Da hatte ich doch jahrzehnte eine Meinung. Immer die gleiche: Malbücher sind schei…
Wie ein Fels in der Brandung. Die Töchter wurden sofort mit Schere und Kleber bestückt, wenn durch Außenstehende so ein Teil ins Haus kam. Nach dem Motto „zerstören, was die Kreativität zerstört“. Malbücher waren tabu, aber sowas von. Bestärkt durch diverse Dozenten in der Ausbildung, setzte ich bei mir vorn auf die gedankliche Malbuchschublade das Etikett „Pfui“.
Und nun. Hat sich doch die jüngste Tochter, die inzwischen auch schon Auto fährt, ein Malbuch bestellt. Und dieses finde ich auch noch schön! Hilfe!!!
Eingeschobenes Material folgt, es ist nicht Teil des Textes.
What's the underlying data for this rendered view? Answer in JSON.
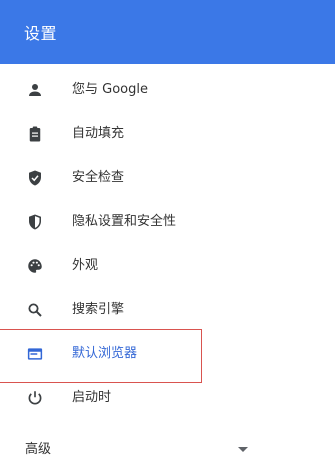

Mein Fels ist am Bröckeln. Mit Freude wird zu den Farbstiften gegriffen und aus „blassen“ Vorgaben entstehen Farbwunderwelten. Da ist nichts mit stupid, öd und dröge. Es kann ja nicht jeder Kunstwerke mal so hinklatschen. Manchmal ist es auch schön, wenn es welche mit Begeisterung und Talent machen und ausreichend Platz, zum mit Farbe ausfüllen, lassen, für diejenigen, welche sich an Farbe und Muster langsam herantasten wollen.
Ich muss jetzt gleich die Schublade umetikettieren in: „Schön“.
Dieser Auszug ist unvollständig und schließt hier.